MONTREAL, QUEBEC, CANADA – After coming up short in a protracted battle with rival rail carrier Canadian Pacific Ltd. (CP) to acquire Kansas City Southern (KCS), Canadian National (CN) on Sept. 17 unveiled a strategic plan that it said will allow it to “continue delivering high-quality service to customers while generating profitable growth and enhanced returns to shareholders.”

CN, which calls the plan “Full Speed Ahead — Redefining Railroading,” said it builds upon its January 2021 strategy to lead on safety, customer value, operational excellence, sustainability and social inclusion, while also delivering industry-leading shareholder returns.

“CN’s ambition is to build the premier railway of the 21st century by methodically investing in technologies to deliver high-quality service to customers, improve safety and sustainability, create capacity and reduce costs and delays,” said JJ Ruest, president and chief executive officer of CN. “Just as CN pioneered the industry’s focus on efficiency to increase reliability, we are now well-positioned to lead the industry through its next transformation by investing in the success of our customers, workforce and communities while delivering enhanced financial results.”

CN said it has conducted an extensive review of all revenue and cost levers and has targeted C$700 million of operating income improvements to drive future growth. To achieve these improvements in 2022, CN intends to use a balanced approach that includes a strategic review of non-rail businesses and an optimization of labor productivity.

For 2022, CN expects to grow operating income and earnings per share (EPS) by approximately 20% and improve its operating ratio to 57%. Additionally, CN is reviewing its capital structure and financial leverage with a view to increasing total shareholder distributions.

CN said it is committed to operational excellence and delivering value for its shareholders by:

  • Recommencing share repurchases under the plan previously approved by CN’s board of directors in January 2021 and completing the remaining C$1.1 billion of share repurchases by the end of January 2022.
     
  • Reviewing its capital structure and financial leverage with a view to increase total shareholder distributions, including share repurchases in the range of C$5 billion for 2022.
     
  • Reducing capex to 17% of revenue in 2022 as a result of the current good condition of its network and the company’s commitment to safety and customer service. CN expects to maintain capex at 17% of revenue for 2023-24 unless there are significant market shifts.
     
  • Driving top-quartile Total Shareholder Return (TSR), leading the industry in organic revenue growth driven by CN’s intermodal business and showing continuous improvement on its operating margin.
     

CN also unveiled the company’s plan to excel in the areas of sustainability, safety and social inclusion.
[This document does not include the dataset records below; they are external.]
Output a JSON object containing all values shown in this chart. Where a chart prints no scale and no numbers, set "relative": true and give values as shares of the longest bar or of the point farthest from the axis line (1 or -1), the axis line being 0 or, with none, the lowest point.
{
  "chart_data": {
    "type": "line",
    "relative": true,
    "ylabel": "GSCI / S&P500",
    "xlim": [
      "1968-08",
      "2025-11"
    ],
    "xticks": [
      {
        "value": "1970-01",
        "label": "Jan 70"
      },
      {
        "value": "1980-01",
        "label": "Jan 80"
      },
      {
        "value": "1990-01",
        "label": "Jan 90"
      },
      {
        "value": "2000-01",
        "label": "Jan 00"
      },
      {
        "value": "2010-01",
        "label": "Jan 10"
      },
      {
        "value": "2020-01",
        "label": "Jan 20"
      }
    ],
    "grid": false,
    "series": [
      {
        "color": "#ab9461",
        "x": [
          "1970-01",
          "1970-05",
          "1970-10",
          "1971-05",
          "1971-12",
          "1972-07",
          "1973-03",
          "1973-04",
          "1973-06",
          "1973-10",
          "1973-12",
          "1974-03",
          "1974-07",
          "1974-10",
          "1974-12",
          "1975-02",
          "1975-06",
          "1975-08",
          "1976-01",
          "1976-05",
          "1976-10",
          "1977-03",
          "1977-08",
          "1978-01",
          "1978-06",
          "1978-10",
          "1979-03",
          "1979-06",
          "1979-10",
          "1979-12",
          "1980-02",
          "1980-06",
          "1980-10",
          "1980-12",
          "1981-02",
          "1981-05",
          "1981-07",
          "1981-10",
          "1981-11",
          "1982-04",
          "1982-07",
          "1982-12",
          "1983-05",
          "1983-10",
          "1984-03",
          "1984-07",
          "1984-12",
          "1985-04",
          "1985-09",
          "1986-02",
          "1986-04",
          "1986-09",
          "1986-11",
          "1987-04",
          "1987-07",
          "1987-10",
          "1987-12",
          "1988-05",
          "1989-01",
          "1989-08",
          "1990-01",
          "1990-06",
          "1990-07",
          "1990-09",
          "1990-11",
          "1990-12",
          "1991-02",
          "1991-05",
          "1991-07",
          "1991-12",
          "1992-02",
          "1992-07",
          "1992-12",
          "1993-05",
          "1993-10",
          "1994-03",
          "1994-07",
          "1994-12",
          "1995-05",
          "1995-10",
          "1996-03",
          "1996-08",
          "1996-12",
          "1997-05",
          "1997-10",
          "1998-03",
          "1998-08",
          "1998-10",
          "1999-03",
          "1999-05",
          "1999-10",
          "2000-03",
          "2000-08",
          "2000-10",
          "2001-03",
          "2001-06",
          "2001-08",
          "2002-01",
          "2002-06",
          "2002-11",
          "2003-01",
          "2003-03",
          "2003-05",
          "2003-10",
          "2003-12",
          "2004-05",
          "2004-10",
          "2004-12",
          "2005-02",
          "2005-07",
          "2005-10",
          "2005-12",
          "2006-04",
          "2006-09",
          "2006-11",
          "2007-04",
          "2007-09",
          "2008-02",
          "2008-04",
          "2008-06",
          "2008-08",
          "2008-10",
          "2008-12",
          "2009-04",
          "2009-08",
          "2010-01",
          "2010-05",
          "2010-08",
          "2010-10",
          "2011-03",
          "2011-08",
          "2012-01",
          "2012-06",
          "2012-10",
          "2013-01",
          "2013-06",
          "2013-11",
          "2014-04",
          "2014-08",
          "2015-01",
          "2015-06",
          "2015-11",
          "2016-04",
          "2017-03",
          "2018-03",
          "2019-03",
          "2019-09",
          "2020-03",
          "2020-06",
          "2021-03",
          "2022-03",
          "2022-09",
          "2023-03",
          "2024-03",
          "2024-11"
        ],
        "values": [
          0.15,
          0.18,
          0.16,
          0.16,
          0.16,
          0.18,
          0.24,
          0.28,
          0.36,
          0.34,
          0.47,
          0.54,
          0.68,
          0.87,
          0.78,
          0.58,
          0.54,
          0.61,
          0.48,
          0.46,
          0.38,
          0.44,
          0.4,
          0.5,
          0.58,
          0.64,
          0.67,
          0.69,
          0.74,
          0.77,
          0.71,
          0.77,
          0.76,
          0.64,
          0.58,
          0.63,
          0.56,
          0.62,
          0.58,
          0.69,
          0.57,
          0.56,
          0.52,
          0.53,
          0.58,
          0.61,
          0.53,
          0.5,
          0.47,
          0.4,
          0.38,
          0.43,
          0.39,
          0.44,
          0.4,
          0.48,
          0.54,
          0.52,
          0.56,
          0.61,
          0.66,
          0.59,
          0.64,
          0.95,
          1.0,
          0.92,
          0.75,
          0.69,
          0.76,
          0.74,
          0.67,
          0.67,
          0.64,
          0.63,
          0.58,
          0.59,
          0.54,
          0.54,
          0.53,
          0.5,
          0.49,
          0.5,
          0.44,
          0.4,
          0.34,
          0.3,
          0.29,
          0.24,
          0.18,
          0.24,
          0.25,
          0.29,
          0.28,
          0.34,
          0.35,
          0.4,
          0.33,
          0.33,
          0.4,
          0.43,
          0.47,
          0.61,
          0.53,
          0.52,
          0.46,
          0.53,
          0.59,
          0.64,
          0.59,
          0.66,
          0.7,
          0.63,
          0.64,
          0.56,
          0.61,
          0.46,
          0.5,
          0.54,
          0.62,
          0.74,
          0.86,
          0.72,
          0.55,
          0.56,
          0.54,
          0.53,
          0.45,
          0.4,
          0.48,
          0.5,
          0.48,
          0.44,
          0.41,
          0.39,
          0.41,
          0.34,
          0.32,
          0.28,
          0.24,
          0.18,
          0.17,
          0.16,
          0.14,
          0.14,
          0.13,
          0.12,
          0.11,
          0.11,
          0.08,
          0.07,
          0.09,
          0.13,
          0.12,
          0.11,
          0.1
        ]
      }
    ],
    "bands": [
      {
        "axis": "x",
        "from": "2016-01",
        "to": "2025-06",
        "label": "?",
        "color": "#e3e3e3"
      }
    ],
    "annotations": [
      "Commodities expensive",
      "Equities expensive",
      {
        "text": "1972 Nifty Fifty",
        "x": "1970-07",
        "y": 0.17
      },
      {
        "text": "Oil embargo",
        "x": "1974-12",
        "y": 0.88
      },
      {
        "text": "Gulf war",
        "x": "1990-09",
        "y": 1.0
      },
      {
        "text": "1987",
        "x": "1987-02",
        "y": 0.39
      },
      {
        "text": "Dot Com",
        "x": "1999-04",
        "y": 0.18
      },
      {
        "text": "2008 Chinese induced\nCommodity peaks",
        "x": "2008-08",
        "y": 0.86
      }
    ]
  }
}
They include:

  • Setting a science-based target of 43% carbon emission intensity reduction by 2030 based on 2019 levels.
  • Becoming the North American rail industry leader in fuel efficiency, consuming approximately 15% less locomotive fuel per gross ton mile.
  • Introducing an annual advisory vote on CN’s climate change action plan.
  • Aligning executive compensation with ESG objectives, including safety and fuel efficiency.
  • Reducing the mandatory retirement age and confirmed term limits for the board of directors.
  • Adding two new directors in 2021, along with a March 2021 announcement that CN’s board chairman will not be seeking re-election when his term expires in 2022.
  • Setting a target of at least 50% of non-management directors coming from diverse groups, including gender parity, by the end of 2022

 

“We spent the last several years making strategic and important customer-centric investments in our network, technology, sustainability and people,” said Robert Pace, chairman of CN. “These investments have allowed us to deliver high-quality service to our customers and position us well to drive more sustainable returns to shareholders over the long term. I am confident that CN’s senior management, a team of world-class railroaders who are focused on redefining the rail industry, have the skills and determination to lead the company into this exciting next phase.”

As part of its recently terminated transaction with KCS, CN said it secured an incremental $700 million in break-up fees.

While CN said it continues to believe that a CN-KCS combination would have enhanced competition and delivered many other compelling benefits for stakeholders, there have been significant changes to the US regulatory landscape since CN launched its initial proposal, which have made completing any Class I merger much less certain, including an Executive Order focused on competition issued by President Joe Biden in July.

CN has 19,500 miles of railroad network connecting Canada’s eastern and western coasts with the southern US.